WHAT'S SO GOOD ABOUT IT

My old granny used to say "I don't know why they call it Good Friday! Hardly good for Jesus, was it?"

Well, that is the subject for a sermon and I am no preacher. But whatever your beliefs, the Christian allegory of death and resurrection represented by the cross and the empty tomb remains an eternal, universal and life-enhancing symbol of hope...


Joseph laid the body of Jesus in the tomb and it was closed up with a large stone rolled across the entrance.

My granny also believed that Good Friday was the day on which one could plant something in your garden with the sure and certain expectation that it would grow and blossom.

I've always remembered this piece of folklore every Good Friday and have wondered at its origin. Thanks to Google I've found the answer... er... answers!

* Good Friday was thought to be a good day for planting seeds inspired by interpreting the Parable of the Sower, in which seeds needs to be planted in the ground in order to bear fruit, as a metaphor for Jesus' necessary death and burial on this day.

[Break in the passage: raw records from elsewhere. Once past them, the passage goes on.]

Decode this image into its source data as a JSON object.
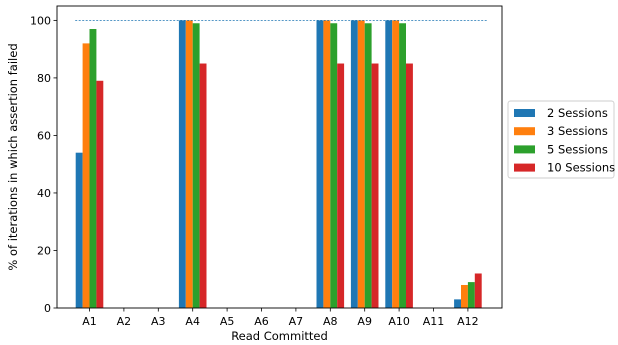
{
  "chart_data": {
    "type": "bar",
    "title": "",
    "xlabel": "Read Committed",
    "ylabel": "% of iterations in which assertion failed",
    "ylim": [
      0,
      105
    ],
    "yticks": [
      0,
      20,
      40,
      60,
      80,
      100
    ],
    "reference_line": 100,
    "grid": false,
    "legend_position": "outside-right",
    "categories": [
      "A1",
      "A2",
      "A3",
      "A4",
      "A5",
      "A6",
      "A7",
      "A8",
      "A9",
      "A10",
      "A11",
      "A12"
    ],
    "series": [
      {
        "name": "2 Sessions",
        "color": "#1f77b4",
        "values": [
          54,
          0,
          0,
          100,
          0,
          0,
          0,
          100,
          100,
          100,
          0,
          3
        ]
      },
      {
        "name": "3 Sessions",
        "color": "#ff7f0e",
        "values": [
          92,
          0,
          0,
          100,
          0,
          0,
          0,
          100,
          100,
          100,
          0,
          8
        ]
      },
      {
        "name": "5 Sessions",
        "color": "#2ca02c",
        "values": [
          97,
          0,
          0,
          99,
          0,
          0,
          0,
          99,
          99,
          99,
          0,
          9
        ]
      },
      {
        "name": "10 Sessions",
        "color": "#d62728",
        "values": [
          79,
          0,
          0,
          85,
          0,
          0,
          0,
          85,
          85,
          85,
          0,
          12
        ]
      }
    ]
  }
}
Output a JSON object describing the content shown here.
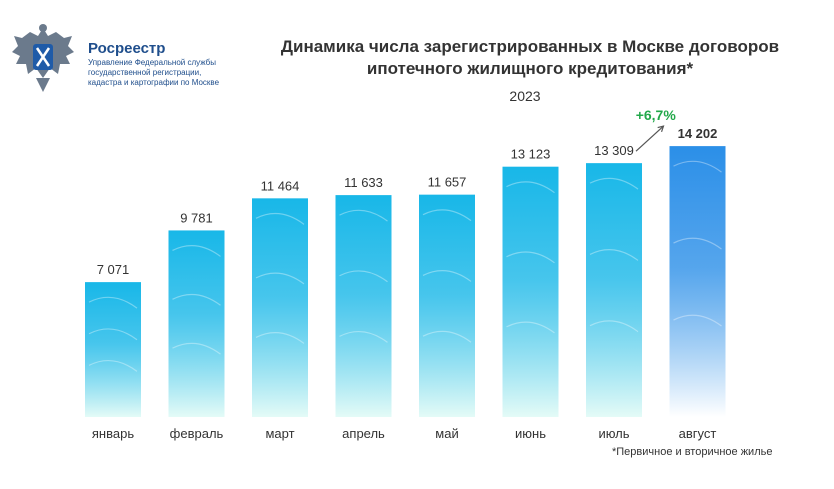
{
  "brand": {
    "name": "Росреестр",
    "subtitle_lines": [
      "Управление Федеральной службы",
      "государственной регистрации,",
      "кадастра и картографии по Москве"
    ]
  },
  "title_lines": [
    "Динамика числа зарегистрированных в Москве договоров",
    "ипотечного жилищного кредитования*"
  ],
  "year": "2023",
  "footnote": "*Первичное и вторичное жилье",
  "colors": {
    "bar_top": "#18b7e8",
    "bar_bottom": "#e4fbf7",
    "highlight_top": "#2b8fe8",
    "highlight_bottom": "#ffffff",
    "growth": "#22a84a",
    "text": "#333333"
  },
  "chart_data": {
    "type": "bar",
    "categories": [
      "январь",
      "февраль",
      "март",
      "апрель",
      "май",
      "июнь",
      "июль",
      "август"
    ],
    "values": [
      7071,
      9781,
      11464,
      11633,
      11657,
      13123,
      13309,
      14202
    ],
    "value_labels": [
      "7 071",
      "9 781",
      "11 464",
      "11 633",
      "11 657",
      "13 123",
      "13 309",
      "14 202"
    ],
    "highlight_index": 7,
    "annotation": {
      "text": "+6,7%",
      "from_index": 6,
      "to_index": 7
    },
    "ylim": [
      0,
      16200
    ],
    "grid": false,
    "title": "Динамика числа зарегистрированных в Москве договоров ипотечного жилищного кредитования*",
    "subtitle": "2023"
  }
}
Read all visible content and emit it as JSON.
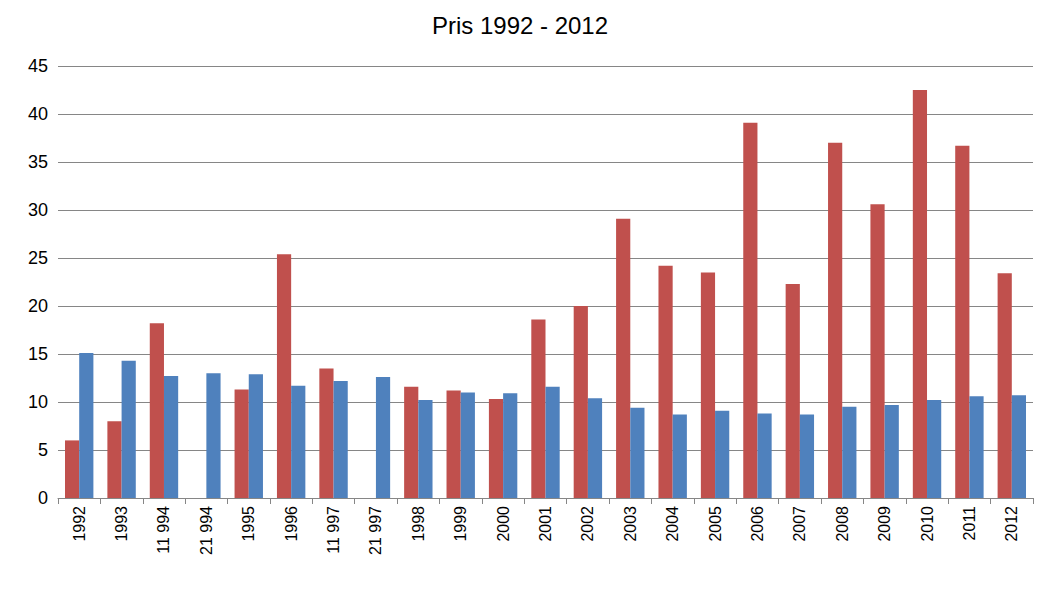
{
  "chart_data": {
    "type": "bar",
    "title": "Pris 1992 - 2012",
    "categories": [
      "1992",
      "1993",
      "11 994",
      "21 994",
      "1995",
      "1996",
      "11 997",
      "21 997",
      "1998",
      "1999",
      "2000",
      "2001",
      "2002",
      "2003",
      "2004",
      "2005",
      "2006",
      "2007",
      "2008",
      "2009",
      "2010",
      "2011",
      "2012"
    ],
    "series": [
      {
        "color": "#c0504d",
        "values": [
          6,
          8,
          18.2,
          null,
          11.3,
          25.4,
          13.5,
          null,
          11.6,
          11.2,
          10.3,
          18.6,
          20,
          29.1,
          24.2,
          23.5,
          39.1,
          22.3,
          37,
          30.6,
          42.5,
          36.7,
          23.4
        ]
      },
      {
        "color": "#4f81bd",
        "values": [
          15.1,
          14.3,
          12.7,
          13,
          12.9,
          11.7,
          12.2,
          12.6,
          10.2,
          11,
          10.9,
          11.6,
          10.4,
          9.4,
          8.7,
          9.1,
          8.8,
          8.7,
          9.5,
          9.7,
          10.2,
          10.6,
          10.7
        ]
      }
    ],
    "ylim": [
      0,
      45
    ],
    "yticks": [
      0,
      5,
      10,
      15,
      20,
      25,
      30,
      35,
      40,
      45
    ],
    "grid": true
  }
}
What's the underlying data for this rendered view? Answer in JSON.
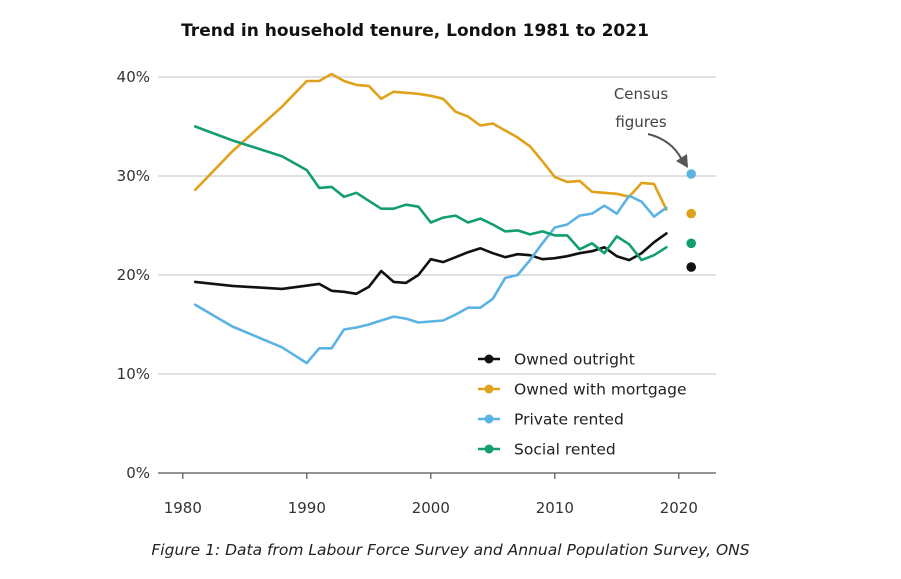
{
  "chart_data": {
    "type": "line",
    "title": "Trend in household tenure, London 1981 to 2021",
    "xlabel": "",
    "ylabel": "",
    "xlim": [
      1978,
      2023
    ],
    "ylim": [
      0,
      40
    ],
    "x_ticks": [
      1980,
      1990,
      2000,
      2010,
      2020
    ],
    "x_tick_labels": [
      "1980",
      "1990",
      "2000",
      "2010",
      "2020"
    ],
    "y_ticks": [
      0,
      10,
      20,
      30,
      40
    ],
    "y_tick_labels": [
      "0%",
      "10%",
      "20%",
      "30%",
      "40%"
    ],
    "grid": "horizontal",
    "legend_position": "bottom-right",
    "annotation": {
      "lines": [
        "Census",
        "figures"
      ],
      "points_to": "census points, 2021"
    },
    "series": [
      {
        "name": "Owned outright",
        "color": "#111111",
        "x": [
          1981,
          1984,
          1988,
          1991,
          1992,
          1993,
          1994,
          1995,
          1996,
          1997,
          1998,
          1999,
          2000,
          2001,
          2002,
          2003,
          2004,
          2005,
          2006,
          2007,
          2008,
          2009,
          2010,
          2011,
          2012,
          2013,
          2014,
          2015,
          2016,
          2017,
          2018,
          2019
        ],
        "y": [
          19.3,
          18.9,
          18.6,
          19.1,
          18.4,
          18.3,
          18.1,
          18.8,
          20.4,
          19.3,
          19.2,
          20.0,
          21.6,
          21.3,
          21.8,
          22.3,
          22.7,
          22.2,
          21.8,
          22.1,
          22.0,
          21.6,
          21.7,
          21.9,
          22.2,
          22.4,
          22.8,
          21.9,
          21.5,
          22.2,
          23.3,
          24.2
        ],
        "census_2021": 20.8
      },
      {
        "name": "Owned with mortgage",
        "color": "#E0A21B",
        "x": [
          1981,
          1984,
          1988,
          1990,
          1991,
          1992,
          1993,
          1994,
          1995,
          1996,
          1997,
          1998,
          1999,
          2000,
          2001,
          2002,
          2003,
          2004,
          2005,
          2006,
          2007,
          2008,
          2009,
          2010,
          2011,
          2012,
          2013,
          2014,
          2015,
          2016,
          2017,
          2018,
          2019
        ],
        "y": [
          28.6,
          32.5,
          37.0,
          39.6,
          39.6,
          40.3,
          39.6,
          39.2,
          39.1,
          37.8,
          38.5,
          38.4,
          38.3,
          38.1,
          37.8,
          36.5,
          36.0,
          35.1,
          35.3,
          34.6,
          33.9,
          33.0,
          31.5,
          29.9,
          29.4,
          29.5,
          28.4,
          28.3,
          28.2,
          27.9,
          29.3,
          29.2,
          26.6
        ],
        "census_2021": 26.2
      },
      {
        "name": "Private rented",
        "color": "#5BB3E4",
        "x": [
          1981,
          1984,
          1988,
          1990,
          1991,
          1992,
          1993,
          1994,
          1995,
          1996,
          1997,
          1998,
          1999,
          2000,
          2001,
          2002,
          2003,
          2004,
          2005,
          2006,
          2007,
          2008,
          2009,
          2010,
          2011,
          2012,
          2013,
          2014,
          2015,
          2016,
          2017,
          2018,
          2019
        ],
        "y": [
          17.0,
          14.8,
          12.7,
          11.1,
          12.6,
          12.6,
          14.5,
          14.7,
          15.0,
          15.4,
          15.8,
          15.6,
          15.2,
          15.3,
          15.4,
          16.0,
          16.7,
          16.7,
          17.6,
          19.7,
          20.0,
          21.5,
          23.2,
          24.8,
          25.1,
          26.0,
          26.2,
          27.0,
          26.2,
          28.0,
          27.4,
          25.9,
          26.8
        ],
        "census_2021": 30.2
      },
      {
        "name": "Social rented",
        "color": "#139D72",
        "x": [
          1981,
          1984,
          1988,
          1990,
          1991,
          1992,
          1993,
          1994,
          1995,
          1996,
          1997,
          1998,
          1999,
          2000,
          2001,
          2002,
          2003,
          2004,
          2005,
          2006,
          2007,
          2008,
          2009,
          2010,
          2011,
          2012,
          2013,
          2014,
          2015,
          2016,
          2017,
          2018,
          2019
        ],
        "y": [
          35.0,
          33.6,
          32.0,
          30.6,
          28.8,
          28.9,
          27.9,
          28.3,
          27.5,
          26.7,
          26.7,
          27.1,
          26.9,
          25.3,
          25.8,
          26.0,
          25.3,
          25.7,
          25.1,
          24.4,
          24.5,
          24.1,
          24.4,
          24.0,
          24.0,
          22.6,
          23.2,
          22.2,
          23.9,
          23.1,
          21.5,
          22.0,
          22.8
        ],
        "census_2021": 23.2
      }
    ]
  },
  "caption": "Figure 1: Data from Labour Force Survey and Annual Population Survey, ONS"
}
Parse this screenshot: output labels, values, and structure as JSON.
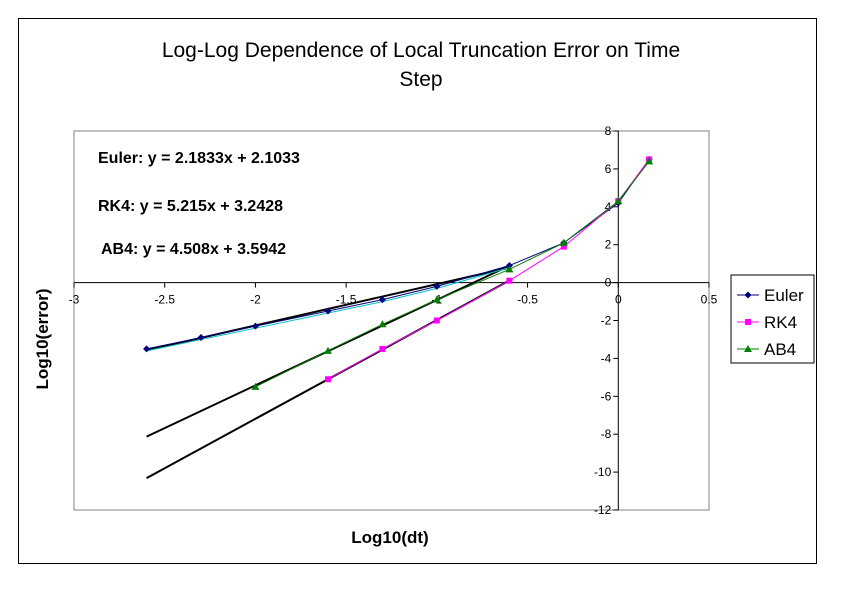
{
  "chart_data": {
    "type": "line",
    "title": "Log-Log Dependence of Local Truncation Error on Time Step",
    "title_lines": [
      "Log-Log Dependence of Local Truncation Error on Time",
      "Step"
    ],
    "xlabel": "Log10(dt)",
    "ylabel": "Log10(error)",
    "xlim": [
      -3,
      0.5
    ],
    "ylim": [
      -12,
      8
    ],
    "x_ticks": [
      "-3",
      "-2.5",
      "-2",
      "-1.5",
      "-1",
      "-0.5",
      "0",
      "0.5"
    ],
    "x_tick_values": [
      -3,
      -2.5,
      -2,
      -1.5,
      -1,
      -0.5,
      0,
      0.5
    ],
    "y_ticks": [
      "8",
      "6",
      "4",
      "2",
      "0",
      "-2",
      "-4",
      "-6",
      "-8",
      "-10",
      "-12"
    ],
    "y_tick_values": [
      8,
      6,
      4,
      2,
      0,
      -2,
      -4,
      -6,
      -8,
      -10,
      -12
    ],
    "grid": false,
    "legend_position": "right",
    "series": [
      {
        "name": "Euler",
        "color": "#000080",
        "marker": "diamond",
        "x": [
          -2.6,
          -2.3,
          -2.0,
          -1.6,
          -1.3,
          -1.0,
          -0.6,
          -0.3,
          0.0,
          0.17
        ],
        "y": [
          -3.5,
          -2.9,
          -2.3,
          -1.5,
          -0.9,
          -0.2,
          0.9,
          2.1,
          4.2,
          6.5
        ]
      },
      {
        "name": "RK4",
        "color": "#ff00ff",
        "marker": "square",
        "x": [
          -1.6,
          -1.3,
          -1.0,
          -0.6,
          -0.3,
          0.0,
          0.17
        ],
        "y": [
          -5.1,
          -3.5,
          -2.0,
          0.1,
          1.9,
          4.3,
          6.5
        ]
      },
      {
        "name": "AB4",
        "color": "#008000",
        "marker": "triangle",
        "x": [
          -2.0,
          -1.6,
          -1.3,
          -1.0,
          -0.6,
          -0.3,
          0.0,
          0.17
        ],
        "y": [
          -5.5,
          -3.6,
          -2.2,
          -0.9,
          0.7,
          2.1,
          4.3,
          6.4
        ]
      }
    ],
    "trendlines": [
      {
        "label": "Euler: y = 2.1833x + 2.1033",
        "slope": 2.1833,
        "intercept": 2.1033,
        "x_range": [
          -2.6,
          -0.6
        ]
      },
      {
        "label": "RK4: y = 5.215x + 3.2428",
        "slope": 5.215,
        "intercept": 3.2428,
        "x_range": [
          -2.6,
          -0.6
        ]
      },
      {
        "label": "AB4: y = 4.508x + 3.5942",
        "slope": 4.508,
        "intercept": 3.5942,
        "x_range": [
          -2.6,
          -0.6
        ]
      }
    ],
    "trend_color": "#000000",
    "extra_line_color": "#00c0c0"
  }
}
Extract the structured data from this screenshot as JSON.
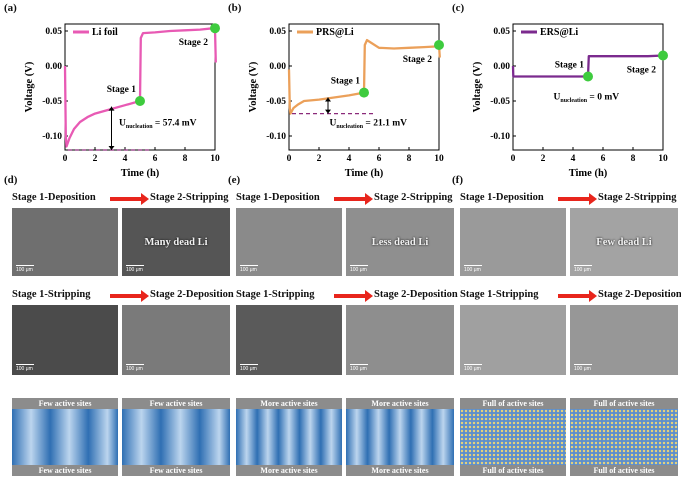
{
  "panels": {
    "a": {
      "label": "(a)"
    },
    "b": {
      "label": "(b)"
    },
    "c": {
      "label": "(c)"
    },
    "d": {
      "label": "(d)"
    },
    "e": {
      "label": "(e)"
    },
    "f": {
      "label": "(f)"
    }
  },
  "colors": {
    "li_foil": "#e85ab4",
    "prs": "#eba05a",
    "ers": "#7b2a8e",
    "marker": "#3ecb3e",
    "arrow": "#e8251c",
    "nucleation_line": "#8b2a7a"
  },
  "chart_data": [
    {
      "type": "line",
      "panel": "(a)",
      "legend": "Li foil",
      "xlabel": "Time (h)",
      "ylabel": "Voltage (V)",
      "xlim": [
        0,
        10
      ],
      "ylim": [
        -0.12,
        0.06
      ],
      "xticks": [
        "0",
        "2",
        "4",
        "6",
        "8",
        "10"
      ],
      "yticks": [
        "0.05",
        "0.00",
        "-0.05",
        "-0.10"
      ],
      "series": [
        {
          "name": "Li foil",
          "x": [
            0,
            0.05,
            0.1,
            0.3,
            0.6,
            1,
            1.5,
            2,
            3,
            4,
            5,
            5.05,
            5.2,
            6,
            7,
            8,
            9,
            9.9,
            10,
            10.05
          ],
          "y": [
            0.0,
            -0.1,
            -0.115,
            -0.103,
            -0.09,
            -0.08,
            -0.073,
            -0.068,
            -0.062,
            -0.056,
            -0.05,
            0.04,
            0.047,
            0.048,
            0.05,
            0.051,
            0.052,
            0.054,
            0.053,
            0.005
          ]
        }
      ],
      "markers": [
        {
          "label": "Stage 1",
          "x": 5,
          "y": -0.05
        },
        {
          "label": "Stage 2",
          "x": 10,
          "y": 0.054
        }
      ],
      "nucleation": {
        "text_main": "U",
        "text_sub": "nucleation",
        "text_value": "= 57.4 mV",
        "baseline": -0.12
      }
    },
    {
      "type": "line",
      "panel": "(b)",
      "legend": "PRS@Li",
      "xlabel": "Time (h)",
      "ylabel": "Voltage (V)",
      "xlim": [
        0,
        10
      ],
      "ylim": [
        -0.12,
        0.06
      ],
      "xticks": [
        "0",
        "2",
        "4",
        "6",
        "8",
        "10"
      ],
      "yticks": [
        "0.05",
        "0.00",
        "-0.05",
        "-0.10"
      ],
      "series": [
        {
          "name": "PRS@Li",
          "x": [
            0,
            0.05,
            0.1,
            0.3,
            0.6,
            1,
            2,
            3,
            4,
            5,
            5.05,
            5.2,
            6,
            7,
            8,
            9,
            9.9,
            10,
            10.05
          ],
          "y": [
            -0.005,
            -0.06,
            -0.068,
            -0.06,
            -0.055,
            -0.05,
            -0.048,
            -0.045,
            -0.042,
            -0.038,
            0.03,
            0.037,
            0.026,
            0.025,
            0.026,
            0.027,
            0.028,
            0.03,
            0.012
          ]
        }
      ],
      "markers": [
        {
          "label": "Stage 1",
          "x": 5,
          "y": -0.038
        },
        {
          "label": "Stage 2",
          "x": 10,
          "y": 0.03
        }
      ],
      "nucleation": {
        "text_main": "U",
        "text_sub": "nucleation",
        "text_value": "= 21.1 mV",
        "baseline": -0.068
      }
    },
    {
      "type": "line",
      "panel": "(c)",
      "legend": "ERS@Li",
      "xlabel": "Time (h)",
      "ylabel": "Voltage (V)",
      "xlim": [
        0,
        10
      ],
      "ylim": [
        -0.12,
        0.06
      ],
      "xticks": [
        "0",
        "2",
        "4",
        "6",
        "8",
        "10"
      ],
      "yticks": [
        "0.05",
        "0.00",
        "-0.05",
        "-0.10"
      ],
      "series": [
        {
          "name": "ERS@Li",
          "x": [
            0,
            0.02,
            0.1,
            1,
            2,
            3,
            4,
            5,
            5.05,
            6,
            7,
            8,
            9,
            10
          ],
          "y": [
            0.0,
            -0.015,
            -0.015,
            -0.015,
            -0.015,
            -0.015,
            -0.015,
            -0.015,
            0.014,
            0.014,
            0.014,
            0.014,
            0.014,
            0.015
          ]
        }
      ],
      "markers": [
        {
          "label": "Stage 1",
          "x": 5,
          "y": -0.015
        },
        {
          "label": "Stage 2",
          "x": 10,
          "y": 0.015
        }
      ],
      "nucleation": {
        "text_main": "U",
        "text_sub": "nucleation",
        "text_value": "= 0 mV",
        "baseline": null
      }
    }
  ],
  "sem_columns": [
    {
      "row1": {
        "left": "Stage 1-Deposition",
        "right": "Stage 2-Stripping"
      },
      "row2": {
        "left": "Stage 1-Stripping",
        "right": "Stage 2-Deposition"
      },
      "img_caption": "Many dead Li",
      "scale": "100 μm",
      "diag_left": {
        "top": "Few active sites",
        "bottom": "Few active sites"
      },
      "diag_right": {
        "top": "Few active sites",
        "bottom": "Few active sites"
      }
    },
    {
      "row1": {
        "left": "Stage 1-Deposition",
        "right": "Stage 2-Stripping"
      },
      "row2": {
        "left": "Stage 1-Stripping",
        "right": "Stage 2-Deposition"
      },
      "img_caption": "Less dead Li",
      "scale": "100 μm",
      "diag_left": {
        "top": "More active sites",
        "bottom": "More active sites"
      },
      "diag_right": {
        "top": "More active sites",
        "bottom": "More active sites"
      }
    },
    {
      "row1": {
        "left": "Stage 1-Deposition",
        "right": "Stage 2-Stripping"
      },
      "row2": {
        "left": "Stage 1-Stripping",
        "right": "Stage 2-Deposition"
      },
      "img_caption": "Few dead Li",
      "scale": "100 μm",
      "diag_left": {
        "top": "Full of active sites",
        "bottom": "Full of active sites"
      },
      "diag_right": {
        "top": "Full of active sites",
        "bottom": "Full of active sites"
      }
    }
  ]
}
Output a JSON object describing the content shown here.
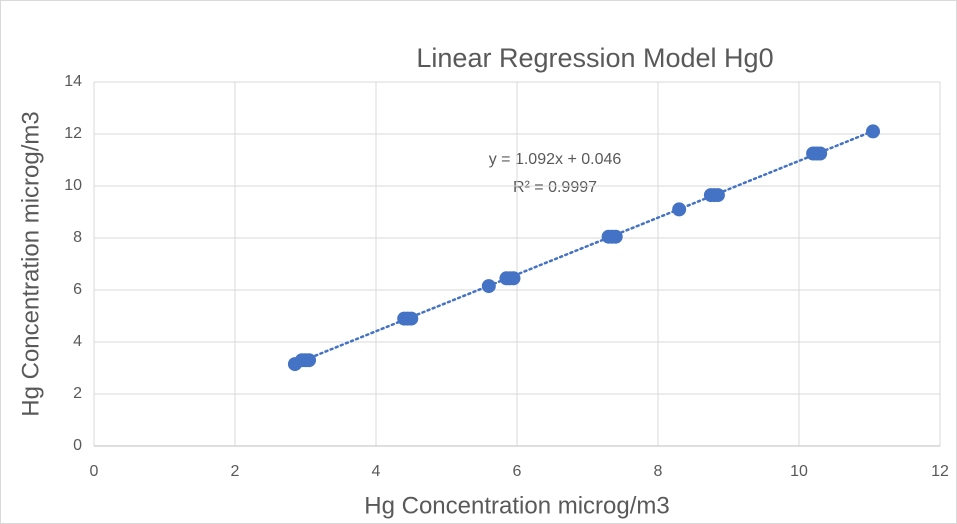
{
  "chart_data": {
    "type": "scatter",
    "title": "Linear Regression Model Hg0",
    "x_label": "Hg Concentration microg/m3",
    "y_label": "Hg Concentration microg/m3",
    "x": [
      2.85,
      2.95,
      3.0,
      3.05,
      4.4,
      4.45,
      4.5,
      5.6,
      5.85,
      5.9,
      5.95,
      7.3,
      7.35,
      7.4,
      8.3,
      8.75,
      8.8,
      8.85,
      10.2,
      10.25,
      10.3,
      11.05
    ],
    "values": [
      3.15,
      3.3,
      3.3,
      3.3,
      4.9,
      4.9,
      4.9,
      6.15,
      6.45,
      6.45,
      6.45,
      8.05,
      8.05,
      8.05,
      9.1,
      9.65,
      9.65,
      9.65,
      11.25,
      11.25,
      11.25,
      12.1
    ],
    "color": "#4472c4",
    "xlim": [
      0,
      12
    ],
    "xticks": [
      0,
      2,
      4,
      6,
      8,
      10,
      12
    ],
    "ylim": [
      0,
      14
    ],
    "yticks": [
      0,
      2,
      4,
      6,
      8,
      10,
      12,
      14
    ],
    "grid": true,
    "trendline": {
      "equation": "y = 1.092x + 0.046",
      "r_squared": "R² = 0.9997",
      "slope": 1.092,
      "intercept": 0.046
    }
  }
}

* Gardeners and farmers considered Good Friday to be the best day of planting peas, potatoes and parsley because it was the only day of the year when the devil was believed to be powerless. Parsley is notoriously slow to germinate, and very often gardeners would make three sowings - two for the devil and one for the gardener - before getting a crop to come up. They even poured boiling water over the soil before planting to deter the devil and that technique may have actually helped, since parsley germinates faster in warmer soils.

* There was probably also the practical reason for working in the garden on Good Friday in that men were free to work for their own benefit. However, this was not true everywhere; in North Yorkshire in the 1860s, "great care (was) taken not to disturb the earth in any way; it were impious to use spade, plough or harrow… a villager… shocked his neighbours by planting potatoes on Good Friday, but they never came up."

* Many people in the upper Midwest of the USA religiously planted their potato crop on a Good Friday - even when Easter came early and they had to chop their way through icy soil in order to do so!

* Some people believe that the moon phases were important to the planting of crops and that potatoes thrive if planted under a full moon and there is always a full moon on Good Friday, or a few days before, or the Saturday/Sunday afterwards.

So, there you are: true or not, and whether you're gardening or not, may your day today be a good Good Friday!


The picture of the Garden Tomb is © Stephen Waterhouse and is from 50 Favourite Bible Stories written by myself, illustrated by Stephen and narrated on 3 CDs by Cliff Richard.

To see more images visit Stephen Waterhouse: Illustrator and Author.

5 comments:

Boll Weavil said...

I don't think we'll be venturing out into the garden today Mr B, not if the Met Office is right anyway !

Suzanne said...

I actually saw tombs quite similar to that in Turkey... old Lycean tombs dug by the Romans in the 1st century BC which are reputed to be the exact replicas of what was used for Jesus.

Eudora said...

In Spain we call this day "Holy Friday", but I think that is a beautiful idea go to the garden today, here, for the moment, we have a sunny day (in the southeast I mean).

Happy day for you Brian, and David, and for all the visitors of the blog, have a good and prosper Easter.

Rob Cox said...

Shouldn't that be Sir Cliff Richard to give him his due respect?

From Robert Cox MIMC, BSc, PGCE, MIEA

Brian Sibley said...

You're right, Rob. That's my MBE gone west!